When you hear rumors of something as big as this, you don't want to publish anything prematurely. For example, Wagon Wheel Gap has been stirring for years, but fights with the residents of Creede have nearly destroyed chances of getting the railroad up and running.

However, when I saw the photos, there's no refuting it. The Colorado & Southern narrow gauge lives once again in the mountains of Colorado!

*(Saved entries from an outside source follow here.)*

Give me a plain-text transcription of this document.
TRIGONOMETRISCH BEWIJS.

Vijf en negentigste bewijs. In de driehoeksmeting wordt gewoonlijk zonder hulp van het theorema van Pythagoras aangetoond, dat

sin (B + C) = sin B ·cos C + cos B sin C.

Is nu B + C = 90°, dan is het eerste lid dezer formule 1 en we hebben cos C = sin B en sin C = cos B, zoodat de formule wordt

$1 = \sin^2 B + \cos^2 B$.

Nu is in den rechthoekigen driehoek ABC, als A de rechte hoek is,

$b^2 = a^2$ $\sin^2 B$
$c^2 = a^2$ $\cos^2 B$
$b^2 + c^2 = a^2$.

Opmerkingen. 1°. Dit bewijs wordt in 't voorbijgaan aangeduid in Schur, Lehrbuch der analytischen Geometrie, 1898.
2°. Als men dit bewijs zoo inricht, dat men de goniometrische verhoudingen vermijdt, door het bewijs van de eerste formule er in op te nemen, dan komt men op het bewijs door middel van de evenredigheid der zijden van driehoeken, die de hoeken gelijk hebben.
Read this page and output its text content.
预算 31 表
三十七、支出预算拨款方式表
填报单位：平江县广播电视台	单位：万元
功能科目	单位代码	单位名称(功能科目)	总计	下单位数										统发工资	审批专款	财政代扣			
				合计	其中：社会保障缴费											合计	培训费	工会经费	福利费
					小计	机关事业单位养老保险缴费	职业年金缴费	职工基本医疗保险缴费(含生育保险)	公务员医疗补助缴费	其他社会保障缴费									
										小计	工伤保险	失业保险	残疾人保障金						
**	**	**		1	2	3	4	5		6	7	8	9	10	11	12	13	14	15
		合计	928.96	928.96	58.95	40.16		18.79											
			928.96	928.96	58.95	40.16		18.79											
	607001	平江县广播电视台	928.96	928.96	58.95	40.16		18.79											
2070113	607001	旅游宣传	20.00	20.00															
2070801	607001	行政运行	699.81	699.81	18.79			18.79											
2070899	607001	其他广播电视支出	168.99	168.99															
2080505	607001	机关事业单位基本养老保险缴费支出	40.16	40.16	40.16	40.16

Number 9 was built in February 1884 by Cooke for the Denver, South Park & Pacific. Originally numbered 72, the 2-6-0 Consolidation was renumbered 114 a year later in 1885. Four years later, when the DSP&P was reorganized by the Union Pacific as the Denver, Leadville, & Gunnison Railway, it retained that number. In 1893, the Union Pacific went into receivership, as did it's subsidiaries, but the DL&G obtained a separate receivership, which ended in 1898 with the formation of the Colorado & Southern. It was renumbered to 9 the following year. Two years later, it was rebuilt in 1901 and again in 1917. In the late teens, like all other C&S locomotives, it was equipped with the Ridgeway Spark Arrestor, more commonly known as a Bear Trap Stack. It hauled passengers and freight from Denver to Leadville and Breckenridge on the old Denver, Leadville & Gunnison route and from Denver to Blackhawk, Idaho Springs, Georgetown, and Silver Plume on the Colorado Central's Clear Creek branch.

From 1929 to 1939, the C&S began to scrap number 9's sister engines, numbers 4 - 13. By the late 1930's, the Great Depression and changing times had slowed the traffic to a trickle and the C&S began to dismantle most of it's narrow gauge lines and convert the rest to standard gauge. No. 9 had the distinction of hauling the last C&S narrow gauge passenger train in 1937 from Leadville to Denver. It was sent to the New York World's Fair 1939 - 1940, stored in Aurora, Illinois until the Chicago Railroad Fair in 1948 - 1949, stored again in Aurora, Illinois, and then sent to the Black Hills Central Railroad in Hill City, South Dakota for display in 1957. In 1988, the Burlington Northern, who had control of the C&S, donated the engine to the Colorado Historical Society. Two years ago, in 2004, it was sent to Uhrich Locomotive Works in Strasburg, Colorado, to be restored to full operation. According to the CHS, Uhrich casted and manufactured over 100 parts to restore the locomotive. Uhrich charged the CHS approximately $231,825. Uhrich delivered No. 9 to the Georgetown Loop Railroad around a month ago and Railstar has spent the last month fine tuning it and getting it ready.

Yesterday, on August 1st, 2006, Colorado Day, it made it's debut on the restored Georgetown Loop Railroad with photo runbys and excursions. It was a scene repeated from nearly a century ago, pulling tourists over Colorado's "far-famed Loop."